Gordon was born in L.A. In 1923. His father's name was Frank Gordon, and he had the distinction of being one of the first African American doctors practicing medicine in Los Angeles. As luck would have it two of his patients were jazz greats Duke Ellington and Lionel Hampton. Dexter began playing clarinet when he turned 13. He soon switched to saxophone, and by his senior year in high school this amazing talent was offered a job in the Lionel Hampton big band. Never hurts to have an in.
Paris Without Regret
After the Hampton band Dexter did stints with Louis Armstrong, Fletcher Henderson and Billy Eckstine. In 1960 Gordon started to record for the famous jazz label, Blue Note Records. During this period he recorded many acclaimed jazz albums including one of his favorites, GO.
In 1962 Dexter moved to Europe to work and live and resided mainly in Paris. Many notable jazz musicians of this era did the same because they were appreciated and respected more by the Europeans and experienced much less discrimination. He remained in Europe for the next 15 years until returning to the U.S. In 1976.
Round About Midnight
Upon his return to the States Dexter made a much heralded appearance at the Village Vanguard in New York City and finally achieved the recognition as one of the great jazz tenor players that he had deserved for years.

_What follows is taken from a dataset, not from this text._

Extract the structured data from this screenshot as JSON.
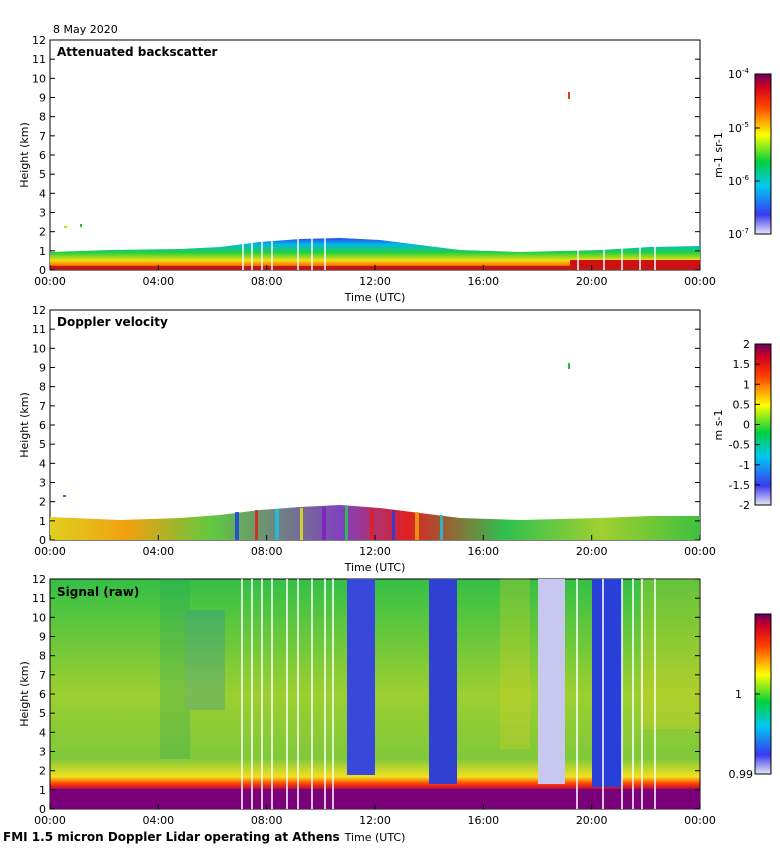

In 1986 Gordon was nominated for an Academy Award for his starring role in the jazz film, Round Midnight. The role was tailor made for Dexter as the movie was about an expatriate jazz musician living in Europe.
Musician of the Year
After coming back to the U.S. Dexter signed a deal with Columbia Records who promoted him heavily along with other jazz artists. His new found notoriety and his high level of jazz saxophone playing led to his being named Downbeat Magazine's Musician of the Year in 1978 and 1980.
Dexter Gordon died in 1990 at the age of 67 from kidney failure after a lifetime of producing some jazz's greatest tenor saxophone music.